Audrey Bowler

During Winter Break 2016, I traveled to Havana, Cuba on an Immersion Project with the Gettysburg College Center for Public Service. The ten-day trip focused on healthcare and food access, and allowed ten Gettysburg students from a range of diverse majors and programs to explore Cuban politics, policy, and culture.

On a personal level, going to Cuba was a dream of mine that had been in the making for over two years. During my sophomore year (way back in 2013), I looked into study abroad programs in Cuba- however, due to the restricted nature of the relationship between the United States and Cuba, it seemed like an impossible option.

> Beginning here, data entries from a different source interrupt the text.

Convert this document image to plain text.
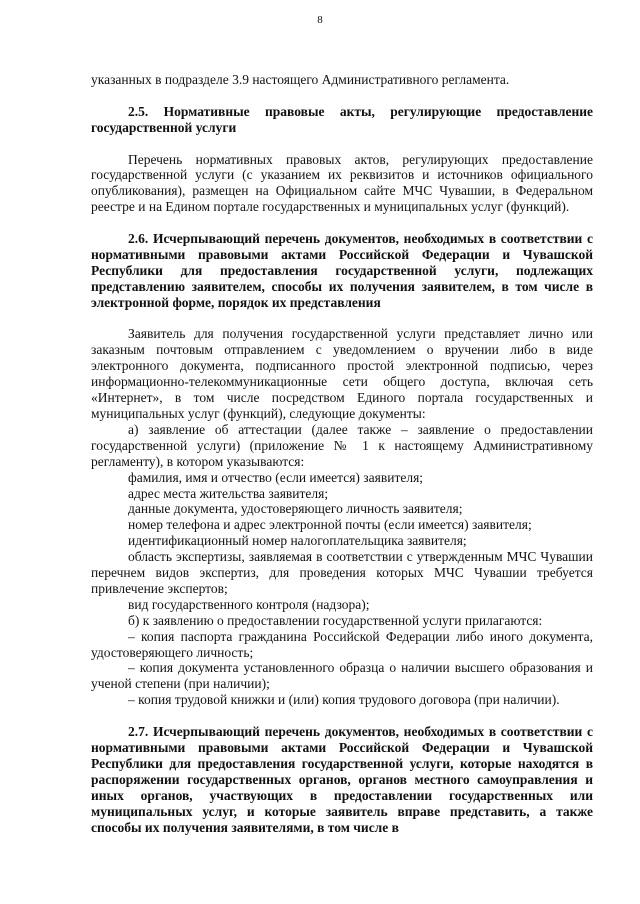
8

указанных в подразделе 3.9 настоящего Административного регламента.

2.5. Нормативные правовые акты, регулирующие предоставление государственной услуги

Перечень нормативных правовых актов, регулирующих предоставление государственной услуги (с указанием их реквизитов и источников официального опубликования), размещен на Официальном сайте МЧС Чувашии, в Федеральном реестре и на Едином портале государственных и муниципальных услуг (функций).

2.6. Исчерпывающий перечень документов, необходимых в соответствии с нормативными правовыми актами Российской Федерации и Чувашской Республики для предоставления государственной услуги, подлежащих представлению заявителем, способы их получения заявителем, в том числе в электронной форме, порядок их представления

Заявитель для получения государственной услуги представляет лично или заказным почтовым отправлением с уведомлением о вручении либо в виде электронного документа, подписанного простой электронной подписью, через информационно-телекоммуникационные сети общего доступа, включая сеть «Интернет», в том числе посредством Единого портала государственных и муниципальных услуг (функций), следующие документы:

а) заявление об аттестации (далее также – заявление о предоставлении государственной услуги) (приложение № 1 к настоящему Административному регламенту), в котором указываются:

фамилия, имя и отчество (если имеется) заявителя;

адрес места жительства заявителя;

данные документа, удостоверяющего личность заявителя;

номер телефона и адрес электронной почты (если имеется) заявителя;

идентификационный номер налогоплательщика заявителя;

область экспертизы, заявляемая в соответствии с утвержденным МЧС Чувашии перечнем видов экспертиз, для проведения которых МЧС Чувашии требуется привлечение экспертов;

вид государственного контроля (надзора);

б) к заявлению о предоставлении государственной услуги прилагаются:

– копия паспорта гражданина Российской Федерации либо иного документа, удостоверяющего личность;

– копия документа установленного образца о наличии высшего образования и ученой степени (при наличии);

– копия трудовой книжки и (или) копия трудового договора (при наличии).

2.7. Исчерпывающий перечень документов, необходимых в соответствии с нормативными правовыми актами Российской Федерации и Чувашской Республики для предоставления государственной услуги, которые находятся в распоряжении государственных органов, органов местного самоуправления и иных органов, участвующих в предоставлении государственных или муниципальных услуг, и которые заявитель вправе представить, а также способы их получения заявителями, в том числе в
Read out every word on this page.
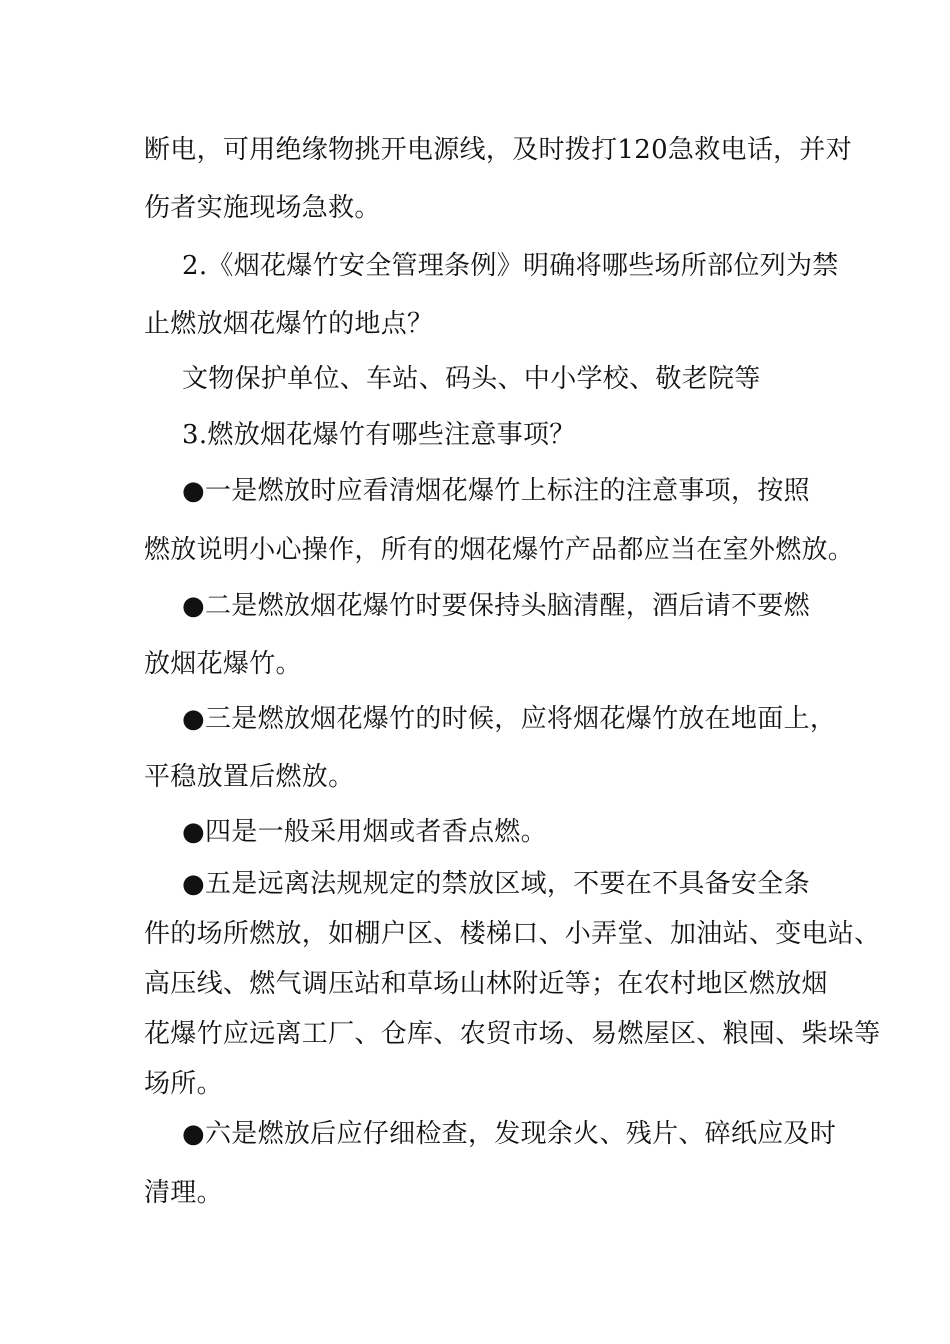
断电，可用绝缘物挑开电源线，及时拨打120急救电话，并对

伤者实施现场急救。

2.《烟花爆竹安全管理条例》明确将哪些场所部位列为禁

止燃放烟花爆竹的地点？

文物保护单位、车站、码头、中小学校、敬老院等

3.燃放烟花爆竹有哪些注意事项？

●一是燃放时应看清烟花爆竹上标注的注意事项，按照

燃放说明小心操作，所有的烟花爆竹产品都应当在室外燃放。

●二是燃放烟花爆竹时要保持头脑清醒，酒后请不要燃

放烟花爆竹。

●三是燃放烟花爆竹的时候，应将烟花爆竹放在地面上，

平稳放置后燃放。

●四是一般采用烟或者香点燃。

●五是远离法规规定的禁放区域，不要在不具备安全条

件的场所燃放，如棚户区、楼梯口、小弄堂、加油站、变电站、

高压线、燃气调压站和草场山林附近等；在农村地区燃放烟

花爆竹应远离工厂、仓库、农贸市场、易燃屋区、粮囤、柴垛等

场所。

●六是燃放后应仔细检查，发现余火、残片、碎纸应及时

清理。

As time passed, and the Obama administration announced their intention to improve relations with Cuba, I leapt at the chance to study in the country with CPS.

As a Political Science major and Peace and Justice Studies minor, traveling to Cuba appealed to many of my academic interests – international relations, public policy, and human rights in particular. Touring the Museo de la Revolution (Museum of the Revolution), speaking with women’s and LGBTQ rights activists, and walking along the beach at the site of the Bay of Pigs invasion allowed me to experience Cuban history firsthand.

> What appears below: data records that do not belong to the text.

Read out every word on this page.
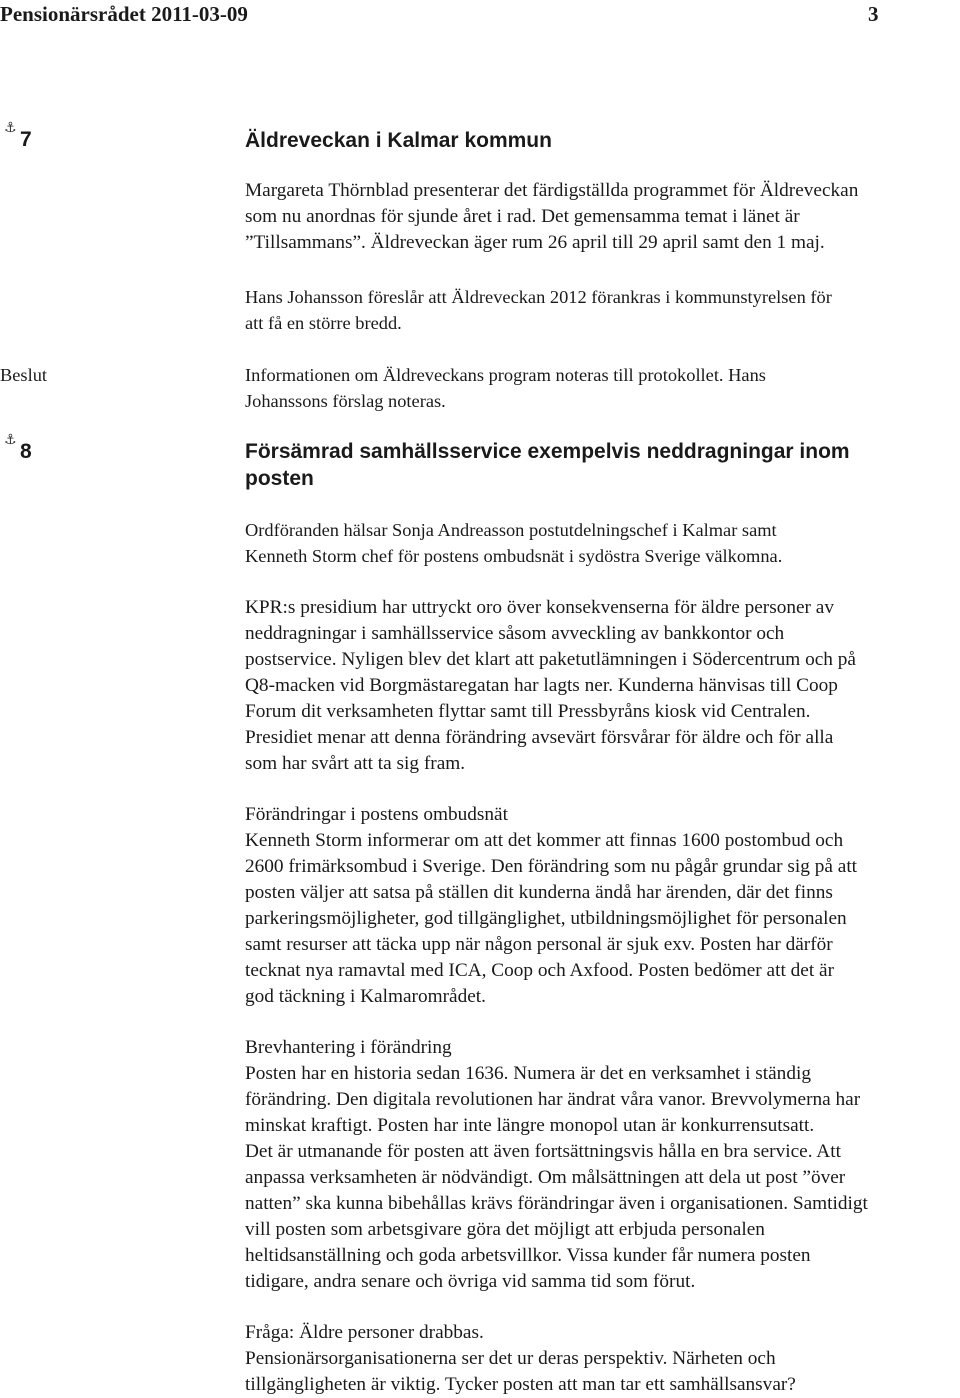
Pensionärsrådet 2011-03-09	3
⚓︎ 7	Äldreveckan i Kalmar kommun
Margareta Thörnblad presenterar det färdigställda programmet för Äldreveckan
som nu anordnas för sjunde året i rad. Det gemensamma temat i länet är
”Tillsammans”. Äldreveckan äger rum 26 april till 29 april samt den 1 maj.
Hans Johansson föreslår att Äldreveckan 2012 förankras i kommunstyrelsen för
att få en större bredd.
Beslut	Informationen om Äldreveckans program noteras till protokollet. Hans
Johanssons förslag noteras.
⚓︎ 8	Försämrad samhällsservice exempelvis neddragningar inom
posten
Ordföranden hälsar Sonja Andreasson postutdelningschef i Kalmar samt
Kenneth Storm chef för postens ombudsnät i sydöstra Sverige välkomna.
KPR:s presidium har uttryckt oro över konsekvenserna för äldre personer av
neddragningar i samhällsservice såsom avveckling av bankkontor och
postservice. Nyligen blev det klart att paketutlämningen i Södercentrum och på
Q8-macken vid Borgmästaregatan har lagts ner. Kunderna hänvisas till Coop
Forum dit verksamheten flyttar samt till Pressbyråns kiosk vid Centralen.
Presidiet menar att denna förändring avsevärt försvårar för äldre och för alla
som har svårt att ta sig fram.
Förändringar i postens ombudsnät
Kenneth Storm informerar om att det kommer att finnas 1600 postombud och
2600 frimärksombud i Sverige. Den förändring som nu pågår grundar sig på att
posten väljer att satsa på ställen dit kunderna ändå har ärenden, där det finns
parkeringsmöjligheter, god tillgänglighet, utbildningsmöjlighet för personalen
samt resurser att täcka upp när någon personal är sjuk exv. Posten har därför
tecknat nya ramavtal med ICA, Coop och Axfood. Posten bedömer att det är
god täckning i Kalmarområdet.
Brevhantering i förändring
Posten har en historia sedan 1636. Numera är det en verksamhet i ständig
förändring. Den digitala revolutionen har ändrat våra vanor. Brevvolymerna har
minskat kraftigt. Posten har inte längre monopol utan är konkurrensutsatt.
Det är utmanande för posten att även fortsättningsvis hålla en bra service. Att
anpassa verksamheten är nödvändigt. Om målsättningen att dela ut post ”över
natten” ska kunna bibehållas krävs förändringar även i organisationen. Samtidigt
vill posten som arbetsgivare göra det möjligt att erbjuda personalen
heltidsanställning och goda arbetsvillkor. Vissa kunder får numera posten
tidigare, andra senare och övriga vid samma tid som förut.
Fråga: Äldre personer drabbas.
Pensionärsorganisationerna ser det ur deras perspektiv. Närheten och
tillgängligheten är viktig. Tycker posten att man tar ett samhällsansvar?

The political history of Cuba’s has been a turbulent one beginning with the colonization of the country by the Spanish in the 1400s. The military occupation by the US in the early 1900s, the Cuban Revolution, and Fidel Castro’s rise to power in the 50’s led to a partnership with the Soviet Union, which ended abruptly with the collapse of the USSR in 1991. Cuba was then forced to fend for itself in a competitive global market that it wasn’t prepared to enter. And now, as the Obama Administration attempts to recover a relationship with the country, Cuba may again undergo a period of transition.

Changes are already visible – on certain street corners in Havana, dozens of Cubans are immersed in their laptop and cellphone screens, taking full advantage of the few WIFI hotspots that the government has established. Elements of American pop culture are gaining ground thanks to online streaming sites that provide downloads of everything from Game of Thrones to Justin Bieber episodes. Havana itself is a city of contrast, as locals cruise down the Malecon blasting reggaetón from the altered stereo systems of 1950’s Fords.

Our time in Cuba felt almost surreal. Even now, several months after we’ve returned to the US and Gettysburg, I sometimes wonder if it was all just a dream. There was a certain sense of transcendency that I think we all experienced during our trip – that Americans, talking and living with Cubans, had so much to share and so little to fear from one another. Without prejudice, contempt, or gamesmanship attached to the relationship between our two governments, we sought honesty and understanding from one another.

Perhaps the hardest thing about leaving Havana was not knowing when or if we will ever be able to come back. Seeing firsthand the effects of the blockade was more eye-opening than any of us expected it to be. Will the warmth and vitality of Cuban culture suffer if a close relationship with the US is rebuilt, or will it continue to flourish? Will the face of Cuban politics and policy change, or will socialism outlast the Castro’s?

We were lucky enough to experience Cuba as it sits on the cusp of a potentially dramatic transformation – for better or for worse. The trip broadened my understanding of the world in ways that only an experiential learning program could. In ways that only CPS could. In ways that only Gettysburg College could.

Gracias, Cuba, para todo. Con suerte voy a ver otra vez.